Anayız biz Ana!
Göğsüne vura vura feryat ediyordu Asiye Anne!
Ses tonunu biraz daha yükselterek;
“Siz bilmez misiniz?
Tarihin sayfalarına başımız dik düşmüşüz
Tanımaz mısınız vatanın elleri kınalı kadınlarını
Bizleri görüyor musunuz?
Şu elleri nasırlı, elbiseleri eski ama başı dik Yüce Türk kadınlarını…
 
Anayız biz Ana!
Ey zalim düşman;
Görmüyorsan gör!
Bizler Nene Hatunların torunlarıyız!
Çanakkale’de, Uhud’ta, Samsun’da, Sakarya’da Mermiler taşıdık sırtlarımızda
Daha nice yiğitlerimizi de
Dokuz ay karnımızda taşıyıp 
Çekinmeden komşu ederiz en Sevgiliye!..
 
Anayız biz Ana!
Şimdi bizden aldığınızı sandığınız şehitlerimizi,
Biz  ancak Peygamber’imize komşu göndeririz!
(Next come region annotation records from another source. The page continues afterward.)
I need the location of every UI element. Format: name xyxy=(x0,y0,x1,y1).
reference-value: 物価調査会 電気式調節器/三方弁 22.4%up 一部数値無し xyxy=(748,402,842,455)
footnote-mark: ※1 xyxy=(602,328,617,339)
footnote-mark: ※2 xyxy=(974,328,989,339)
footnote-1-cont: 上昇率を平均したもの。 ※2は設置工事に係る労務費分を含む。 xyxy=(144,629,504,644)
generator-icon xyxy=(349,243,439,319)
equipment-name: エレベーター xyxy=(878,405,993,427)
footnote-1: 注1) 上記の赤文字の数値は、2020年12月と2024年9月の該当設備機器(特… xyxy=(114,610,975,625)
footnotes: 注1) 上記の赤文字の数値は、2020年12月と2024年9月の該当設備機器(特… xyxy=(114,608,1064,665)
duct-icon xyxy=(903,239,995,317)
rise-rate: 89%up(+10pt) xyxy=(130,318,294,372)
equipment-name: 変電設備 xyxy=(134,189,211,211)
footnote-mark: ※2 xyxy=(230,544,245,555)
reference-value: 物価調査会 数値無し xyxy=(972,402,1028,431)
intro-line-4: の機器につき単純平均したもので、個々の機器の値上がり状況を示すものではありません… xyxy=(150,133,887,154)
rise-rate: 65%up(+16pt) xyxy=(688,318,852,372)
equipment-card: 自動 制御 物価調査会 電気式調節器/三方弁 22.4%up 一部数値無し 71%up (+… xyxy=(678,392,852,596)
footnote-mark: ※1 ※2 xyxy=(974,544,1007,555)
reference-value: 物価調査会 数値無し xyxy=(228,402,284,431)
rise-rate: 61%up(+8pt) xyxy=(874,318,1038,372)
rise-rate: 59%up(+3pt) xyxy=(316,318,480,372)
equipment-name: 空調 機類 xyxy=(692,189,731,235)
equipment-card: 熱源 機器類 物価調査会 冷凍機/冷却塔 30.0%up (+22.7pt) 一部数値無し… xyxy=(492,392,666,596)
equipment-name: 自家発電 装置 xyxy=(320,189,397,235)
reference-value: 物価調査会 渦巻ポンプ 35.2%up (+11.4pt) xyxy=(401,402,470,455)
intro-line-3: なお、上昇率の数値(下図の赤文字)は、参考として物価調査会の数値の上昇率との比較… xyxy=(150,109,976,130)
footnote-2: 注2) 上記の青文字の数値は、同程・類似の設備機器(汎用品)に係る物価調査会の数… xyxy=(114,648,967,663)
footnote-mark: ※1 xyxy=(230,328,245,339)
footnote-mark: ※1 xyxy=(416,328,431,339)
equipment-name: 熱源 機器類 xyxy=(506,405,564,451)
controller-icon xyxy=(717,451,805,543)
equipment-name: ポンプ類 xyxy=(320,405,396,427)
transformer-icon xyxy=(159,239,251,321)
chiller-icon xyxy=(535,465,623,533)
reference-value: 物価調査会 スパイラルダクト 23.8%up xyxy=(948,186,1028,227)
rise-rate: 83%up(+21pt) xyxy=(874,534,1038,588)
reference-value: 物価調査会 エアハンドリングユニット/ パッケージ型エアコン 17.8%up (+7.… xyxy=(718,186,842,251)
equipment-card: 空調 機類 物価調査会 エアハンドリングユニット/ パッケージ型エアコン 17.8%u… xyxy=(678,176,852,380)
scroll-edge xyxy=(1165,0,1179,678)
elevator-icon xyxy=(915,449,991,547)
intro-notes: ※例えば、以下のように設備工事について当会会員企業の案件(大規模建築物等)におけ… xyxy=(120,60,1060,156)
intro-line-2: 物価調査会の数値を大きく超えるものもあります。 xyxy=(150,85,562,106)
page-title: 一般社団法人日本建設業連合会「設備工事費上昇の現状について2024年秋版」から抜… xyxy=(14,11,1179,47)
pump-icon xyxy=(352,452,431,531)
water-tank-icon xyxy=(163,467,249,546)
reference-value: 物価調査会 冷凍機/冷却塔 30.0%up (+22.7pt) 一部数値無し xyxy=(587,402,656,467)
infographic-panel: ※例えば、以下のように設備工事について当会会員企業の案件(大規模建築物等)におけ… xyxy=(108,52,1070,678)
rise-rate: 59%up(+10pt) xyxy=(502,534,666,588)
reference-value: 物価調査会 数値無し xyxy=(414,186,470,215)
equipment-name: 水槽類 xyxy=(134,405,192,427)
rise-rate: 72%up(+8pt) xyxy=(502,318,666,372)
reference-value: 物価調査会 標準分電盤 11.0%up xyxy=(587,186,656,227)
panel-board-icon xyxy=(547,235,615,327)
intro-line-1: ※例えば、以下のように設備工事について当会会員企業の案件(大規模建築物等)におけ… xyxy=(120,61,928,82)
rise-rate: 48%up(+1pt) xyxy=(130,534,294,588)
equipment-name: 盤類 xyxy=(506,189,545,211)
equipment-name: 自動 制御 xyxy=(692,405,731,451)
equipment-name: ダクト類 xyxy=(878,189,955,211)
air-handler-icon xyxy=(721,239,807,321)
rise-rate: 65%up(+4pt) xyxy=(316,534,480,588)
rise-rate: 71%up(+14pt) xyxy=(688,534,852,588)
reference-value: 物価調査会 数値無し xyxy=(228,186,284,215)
Ardından da yüreklerimiz sızlaya sızlaya haykırırız dünyaya
“VATAN SAĞOLSUN, 
ŞEHİTLER ÖLMEZ VATAN BÖLÜNMEZ” diyerek!
Duydun mu ey zalim düşman;
Bitmez bu dünyada toprakları için
Ne asker ne de müslüman!..
 
Anayız biz Ana!
Duymadıysan duy!
Bizler her daim mazlumların yanında
Adaletin varlığına çırpınan 
Doğuran
Büyüten
Besleyen
Ve yeri geldiğinde gözünü kırpmadan
Vatanına şehadeti öğütleyen…
 
Anayız biz Ana!
Türkmenistan’da
Azerbaycan’da 
Bosna Hersek’te
Karabağ’da
Katledilen Türk coğrafyasının her karışında
Üç aylık donmuş bebeğini
Sütü ile yeniden canlandıran analarız biz!..
 
Anayız biz Ana!
Ey zalim düşman!
Korkmaz mısın mazlumun ahından!
Korkmaz mısın anaların ağıtlarından!
Sen aldıkça cân-ımın cânını,sakın sevinme!
Bilmelisin ki: bizim yiğidimizde çok mücahidimizde!!!